Cast: Anna Torv,  Joshua Jackson, John Noble, Lance Reddick, Jasika Nicole,
Writers: Graham Roland, Matt Pitts
Director: Dennis Smith
Network: Fox, Friday nights
Original telecast: February 5, 2011

Anna Torv in FRINGE - Season 3 - "Concetrate and Ask Again" | ©2011 Fox/Liane Hentscher

Anna Torv in FRINGE - Season 3 - "Concetrate and Ask Again" | ©2011 Fox/Liane Hentscher

I’m super excited that FRINGE is holding its own on Friday nights and hasn’t lost much of its audience at all during the first few weeks it was switched.

That’s great news in fact because Fox said that as long as the show did as well as it did on Thursdays, they would be happy. I probably don’t think they expected it to be doing as well as it has and perhaps that bodes well for a fourth season. I mean a solid show on Fridays? That’s a golden gem. And given the people who watch this show are pretty hardcore about it – that can be a good thing, look at what SUPERNATURAL and SMALLVILLE have done for The CW’s Friday night lineup.

Of course, I, personally, hope for a fourth season as I don’t think they have done everything they can with the show even if the alternate universe plotline is resolved this season. I think they can take things in all kinds of directions as this show has endless possibilities really from monsters, to mad scientists, to crazy stuff Walter has done. Whatever.

Anyway … “Concentrate and Ask Again” delved away from the core mythology of FRINGE for the first time in a few weeks by delivering a “monster of the week” tale. Of course, there was no real monster here as it was a trio of ex-military officers scorned by the fact that after they were inoculated for a powder that breaks every bone in the body, they couldn’t have children or their children died of the same bone condition the powder caused.

The military men first rid themselves of the men that created the powder by dousing them with the same stuff that made them unable to have kids. They then turn their attention to the military general that put them in that situation to begin with. That’s when things get interesting as we get to see Olivia (Anna Torv) in a simply awesome dress and totally kicking ass with some wicked gun shots.

Now, before this we are introduced to one of Walter’s unfortunate Cortexiphan children that he experimented on in Florida. Because he could read minds, he was cut loose after some testing so as Peter (Joshua Jackson) put it, Walter was afraid he’d find out he took Peter from the alternate universe. I also liked that Peter put a bit of morality in it as well by asking Walter “How many, Walter, how many?”  However, nothing was mentioned or even brought up about Peter deciding to eliminate half a dozen shapeshifters in the episode before this one.

How many indeed though. At the 2010 Comic Con, the producers said they would reveal more about the past of Walter and what he was like prior to when William Bell removed the part of this brain that perhaps made him more like Watler-nate. I can’t wait to see this and find out just what the hell he did and just how cold and cruel he really was.

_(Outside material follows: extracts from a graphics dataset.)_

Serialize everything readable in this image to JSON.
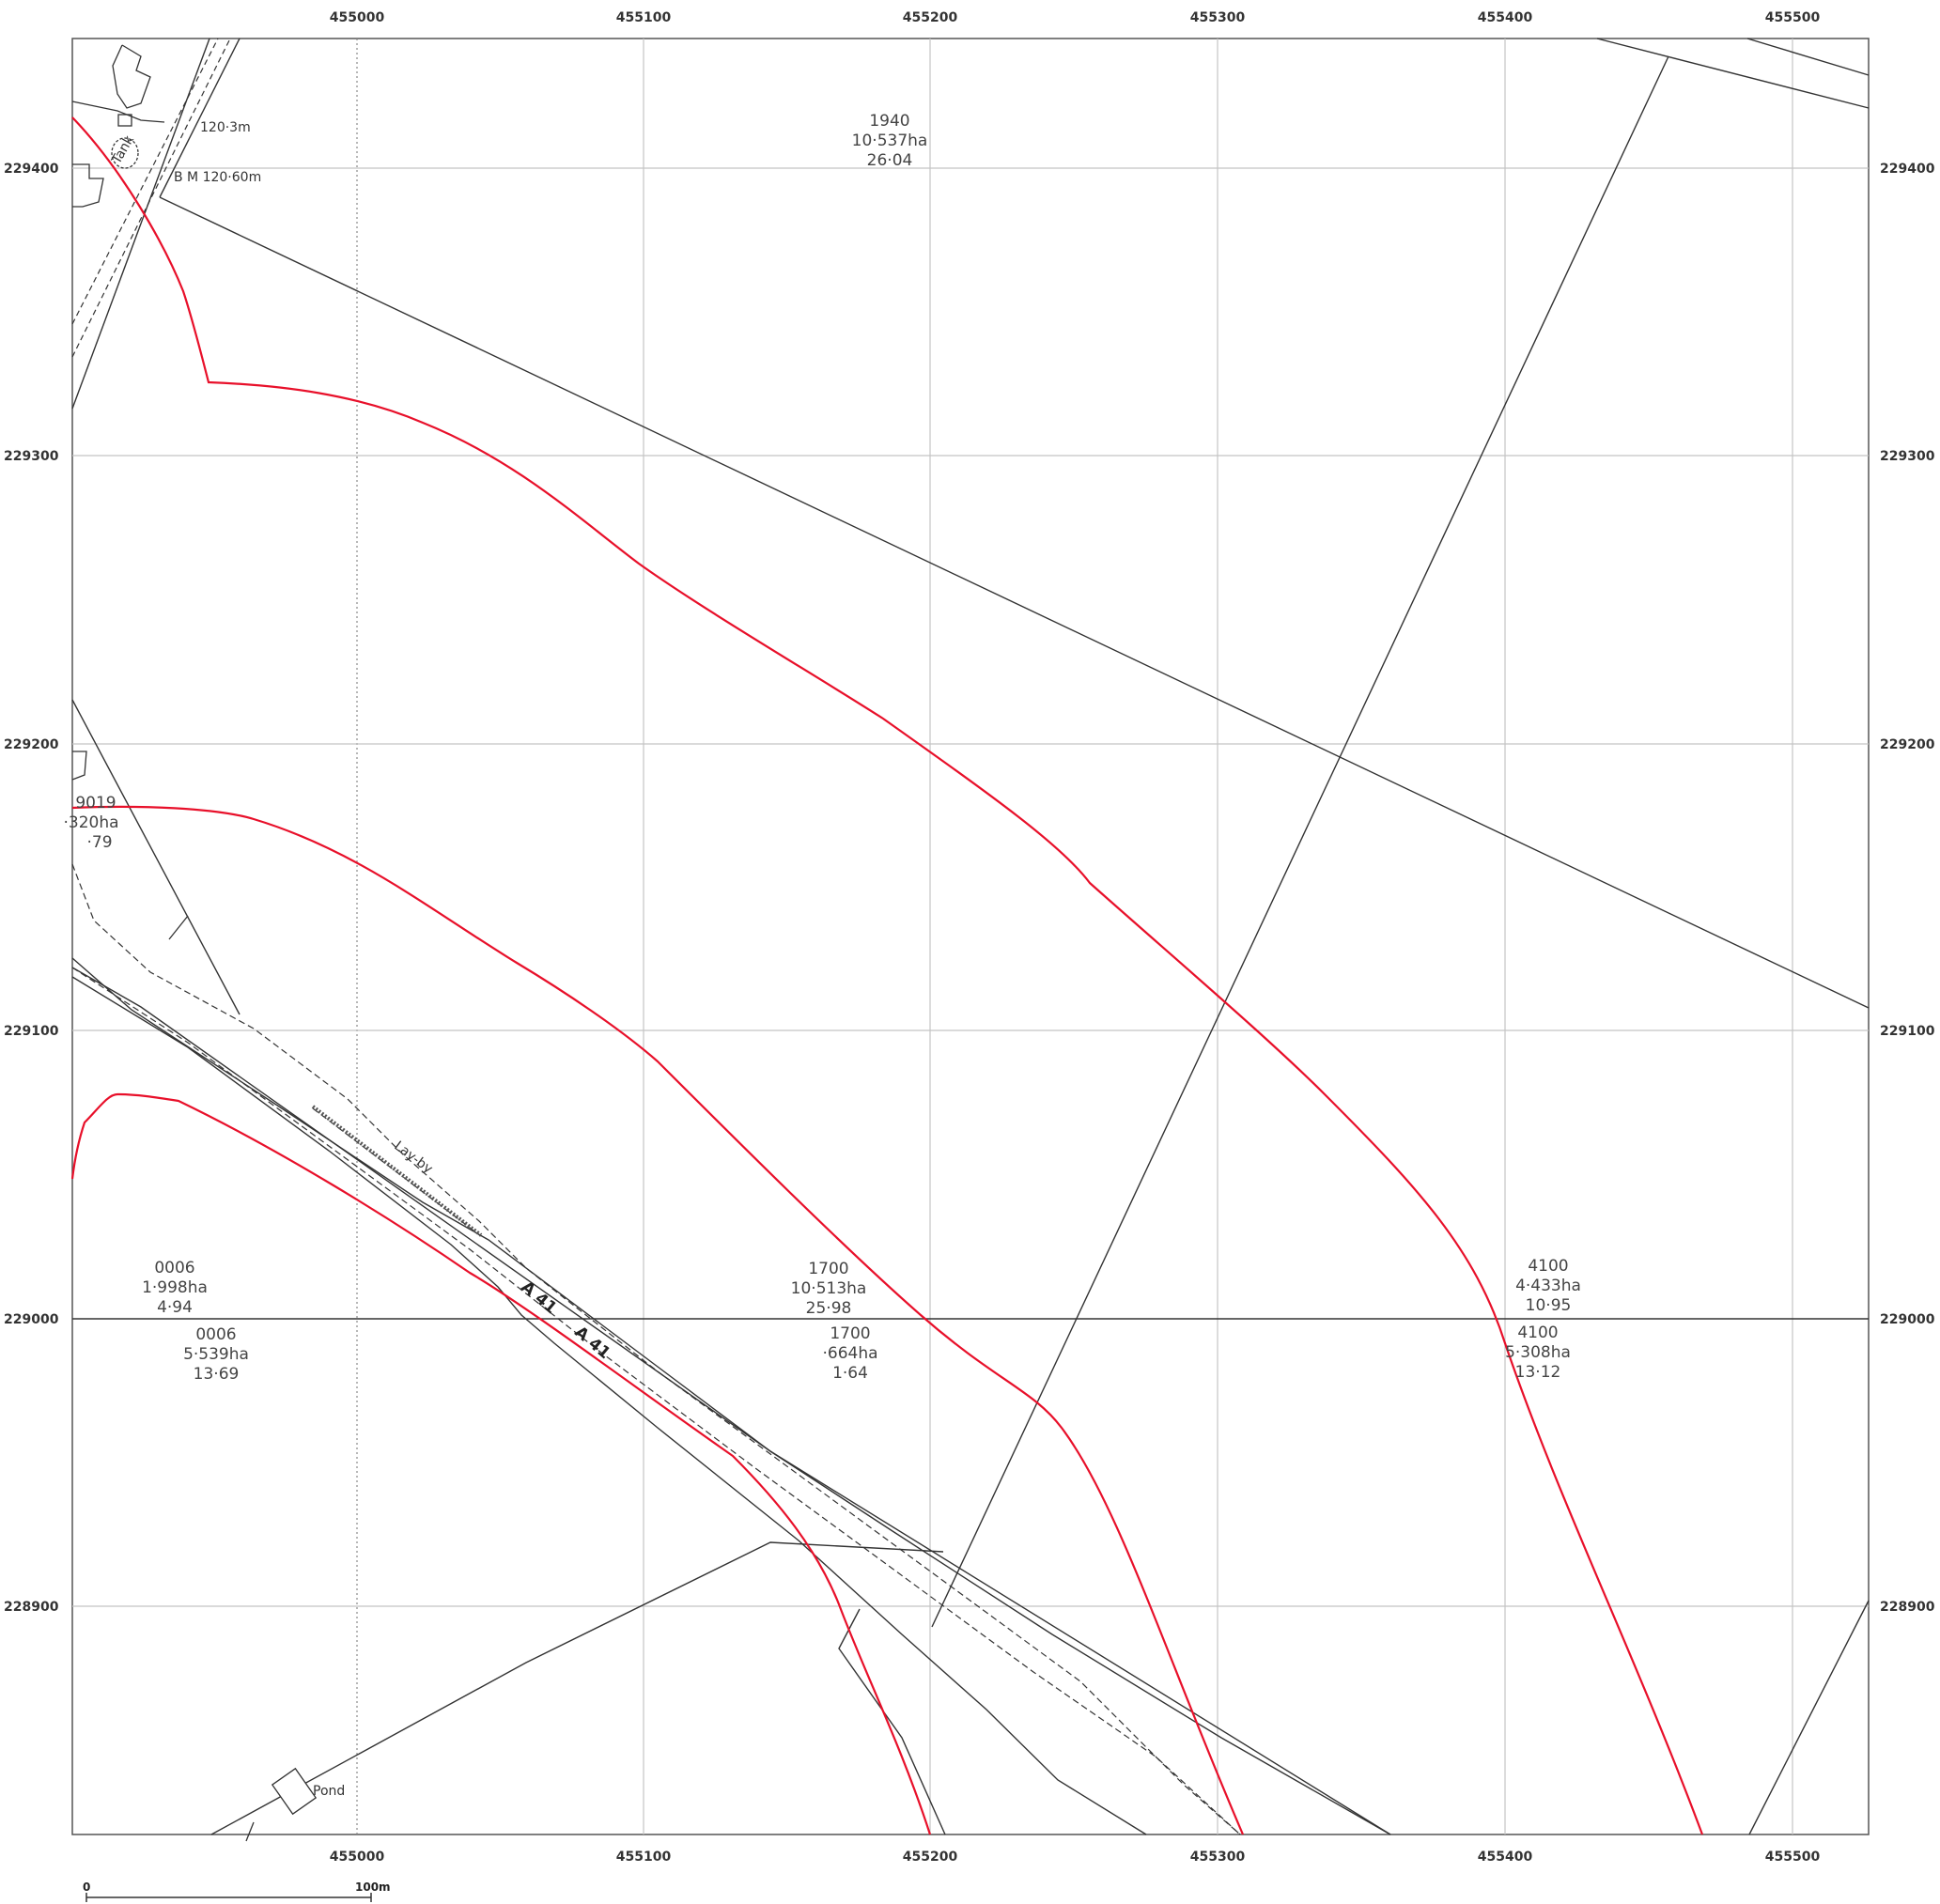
{
  "grid": {
    "eastings": [
      "455000",
      "455100",
      "455200",
      "455300",
      "455400",
      "455500"
    ],
    "northings": [
      "229400",
      "229300",
      "229200",
      "229100",
      "229000",
      "228900"
    ]
  },
  "parcels": [
    {
      "id": "1940",
      "area": "10·537ha",
      "acres": "26·04"
    },
    {
      "id": "9019",
      "area": "·320ha",
      "acres": "·79"
    },
    {
      "id": "0006",
      "area": "1·998ha",
      "acres": "4·94"
    },
    {
      "id": "0006",
      "area": "5·539ha",
      "acres": "13·69"
    },
    {
      "id": "1700",
      "area": "10·513ha",
      "acres": "25·98"
    },
    {
      "id": "1700",
      "area": "·664ha",
      "acres": "1·64"
    },
    {
      "id": "4100",
      "area": "4·433ha",
      "acres": "10·95"
    },
    {
      "id": "4100",
      "area": "5·308ha",
      "acres": "13·12"
    }
  ],
  "labels": {
    "spot_height": "120·3m",
    "benchmark": "B M  120·60m",
    "layby": "Lay-by",
    "road_a": "A 41",
    "road_b": "A 41",
    "pond": "Pond",
    "tank": "Tank"
  },
  "scale_bar": {
    "start": "0",
    "end": "100m"
  },
  "colors": {
    "boundary": "#e8102a",
    "lines": "#333333",
    "grid": "#bbbbbb"
  }
}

We find out toward the end of the episode what Peter was hoping to learn about the doomsday machine … that it can be used as a tool of creation or a weapon of destruction. Whatever the machine does depends upon what Peter wants … if he choose Faux-livia, this universes dies, if he chooses our Olivia … well not sure what happens then.

And since Peter still misses and loves Faux-livia, that’s not a good sign. But we have a long way to go before the end of the season.